Iraqi girls wave during a ride at the Zawra amusement park in Baghdad on Eid al-Fitr holiday on Sept 13 (AFP)
US, Iraq dispute AI report on abuse Thousands held without trial BAGHDAD, Sept 13, (AFP): Iraq and the US military both disputed claims made by Amnesty International on Monday of torture and ill treatment in Iraqi prisons, saying the country’s jails abided by international standards.
The London-based human rights group had said in a report that tens of thousands of detainees were being held in Iraqi prisons without trial, and faced torture and mistreatment.
It also accused US forces of “abdicating any responsibility for their (detainees’) human rights” by handing over those in their custody without any guarantees against torture or other forms of poor treatment.
“All of the people arrested or held in our prisons are held according to arrest warrants and accusations against them,” Deputy Justice Minister Busho Ibrahim told AFP.
“There is no torture at all, and this international report is not true and it is baseless.”
Ibrahim’s remarks were referred only to prisons run by the justice ministry. Iraq’s fractured penal system means the ministries of interior and defence also run their own jails.
A US military spokesman, meanwhile, agreed with Ibrahim’s assessment.
“Detainees in the Iraqi judicial system are not ‘likely to face torture and ill-treatment,’” Lieutenant Colonel Bob Owen said in an email.
“The detainee facilities are inspected frequently and abide by the rule of law and international standards for detainee care and management.
“The ministry of justice is serving a valuable role here in Iraq. Detainees are fed, clothed, provided medicine and able to meet with family members. The US is not violating any international agreements in Iraq in respect to detainees.”
Amnesty had said in its report, published earlier on Monday, that an estimated 30,000 people were in Iraqi jails, and that several were known to have died in custody.
It also catalogued physical and psychological abuse against others, and said security forces in the autonomous region of Kurdistan were also at fault.
Iraq’s human rights minister and the spokesman for the Kurdistan regional government were not immediately available to comment on the report.
Amnesty’s 59-page report, entitled “New Order, Same Abuses: Unlawful detentions and torture in Iraq,” lists several men it says were subjected to torture or who died in prison.
Among them was Riad Mohammed Saleh al-Oqaibi, arrested in September 2009 and held in a detention facility in Baghdad’s heavily fortified Green Zone before being transferred to a secret detention facility in the capital.

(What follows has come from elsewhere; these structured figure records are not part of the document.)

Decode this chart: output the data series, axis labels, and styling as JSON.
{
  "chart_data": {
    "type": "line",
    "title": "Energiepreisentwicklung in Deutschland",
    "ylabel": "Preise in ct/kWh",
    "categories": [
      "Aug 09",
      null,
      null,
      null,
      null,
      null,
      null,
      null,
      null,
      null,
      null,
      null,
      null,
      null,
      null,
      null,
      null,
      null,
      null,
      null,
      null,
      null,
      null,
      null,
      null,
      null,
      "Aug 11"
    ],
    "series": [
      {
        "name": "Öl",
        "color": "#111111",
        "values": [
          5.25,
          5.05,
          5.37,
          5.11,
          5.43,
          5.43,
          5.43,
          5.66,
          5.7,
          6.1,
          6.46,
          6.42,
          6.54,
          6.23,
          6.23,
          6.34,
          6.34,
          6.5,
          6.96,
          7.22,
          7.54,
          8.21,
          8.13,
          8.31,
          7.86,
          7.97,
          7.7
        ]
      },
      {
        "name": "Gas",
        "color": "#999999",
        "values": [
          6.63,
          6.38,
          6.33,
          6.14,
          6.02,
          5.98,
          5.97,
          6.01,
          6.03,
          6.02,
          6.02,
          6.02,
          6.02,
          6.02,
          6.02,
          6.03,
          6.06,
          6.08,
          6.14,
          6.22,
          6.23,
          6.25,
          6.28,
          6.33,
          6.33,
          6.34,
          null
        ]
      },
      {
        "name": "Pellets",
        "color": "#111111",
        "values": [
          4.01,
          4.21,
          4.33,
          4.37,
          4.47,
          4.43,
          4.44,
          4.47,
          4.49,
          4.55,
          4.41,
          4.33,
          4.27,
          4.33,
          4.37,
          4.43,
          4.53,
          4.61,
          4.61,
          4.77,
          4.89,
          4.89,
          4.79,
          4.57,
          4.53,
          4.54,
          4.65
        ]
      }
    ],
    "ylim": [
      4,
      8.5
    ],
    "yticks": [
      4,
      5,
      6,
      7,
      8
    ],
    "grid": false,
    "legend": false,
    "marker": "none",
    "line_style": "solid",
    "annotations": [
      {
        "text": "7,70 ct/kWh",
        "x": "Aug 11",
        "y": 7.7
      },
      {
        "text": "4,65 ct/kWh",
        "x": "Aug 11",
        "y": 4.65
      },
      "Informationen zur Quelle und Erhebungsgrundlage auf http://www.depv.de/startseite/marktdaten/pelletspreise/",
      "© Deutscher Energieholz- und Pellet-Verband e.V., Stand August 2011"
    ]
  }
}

“During interrogation, he is said to have been beaten so hard on the chest that his ribs were broken and his liver damaged,” the report said. “He died on 12 or 13 February as a result of internal bleeding.”
According to the rights group, methods of torture used have included beatings with cables and hosepipes, breaking of limbs, piercing of the body with drills and psychological torture in the form of threats of rape.

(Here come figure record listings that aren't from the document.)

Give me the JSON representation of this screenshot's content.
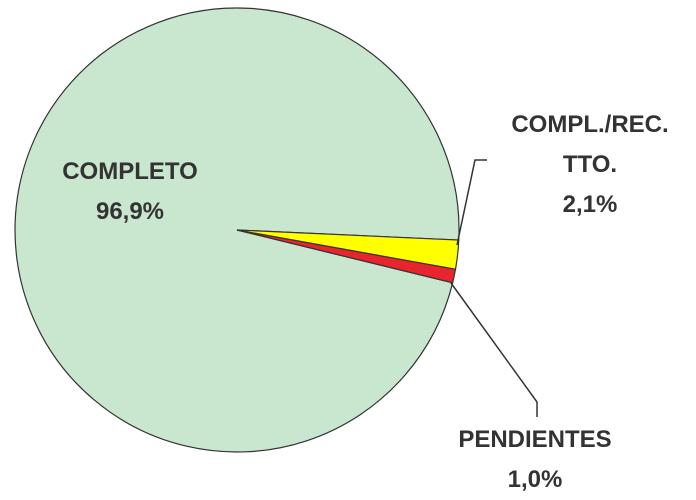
{
  "chart_data": {
    "type": "pie",
    "categories": [
      "COMPLETO",
      "COMPL./REC. TTO.",
      "PENDIENTES"
    ],
    "values": [
      96.9,
      2.1,
      1.0
    ],
    "value_labels": [
      "96,9%",
      "2,1%",
      "1,0%"
    ],
    "colors": [
      "#c9e6cf",
      "#ffff00",
      "#e8242c"
    ]
  }
}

Meanwhile, Nelson Mandela was so upset over Britain invading Iraq in 2003 that he called a government minister and “virtually breathed fire” about why it was a mistake, the ex-minister revealed Monday.
Peter Hain, who was secretary of state for Wales in Tony Blair’s Labour government at the time, recounts the phone call in his new biography of the former South African president and anti-apartheid icon, who is also a personal friend.
Speaking as the book was published, the Labour lawmaker recalled that Mandela “rang me up when I was a Cabinet minister in 2003, after the invasion” of Iraq by US and British troops.
“He said: ‘A big mistake Peter, a very big mistake. It is wrong. Why is Tony doing this after all his support for Africa? This will cause huge damage internationally’.
“I had never heard Nelson Mandela so angry and frustrated.
“He clearly felt very, very strongly that the decision that the prime minister had taken — and that I as a member of the Cabinet had been party to — was fundamentally wrong and he told me it would destroy all the good things that Tony Blair and we, as a government, had done in progressive policy terms across the world.”
Hain grew up in South Africa and his parents campaigned against the apartheid regime.
“I know Nelson Mandela quite well. He was virtually breathing fire down the phone on this and feeling a sense of betrayal. It was quite striking,” he said.
The comments were made in a formal call, Hain said, adding that he relayed Mandela’s sentiments to Blair.
He also tried to defend the conflict to Mandela, and Hain said that only history would judge “whether it was the right decision”.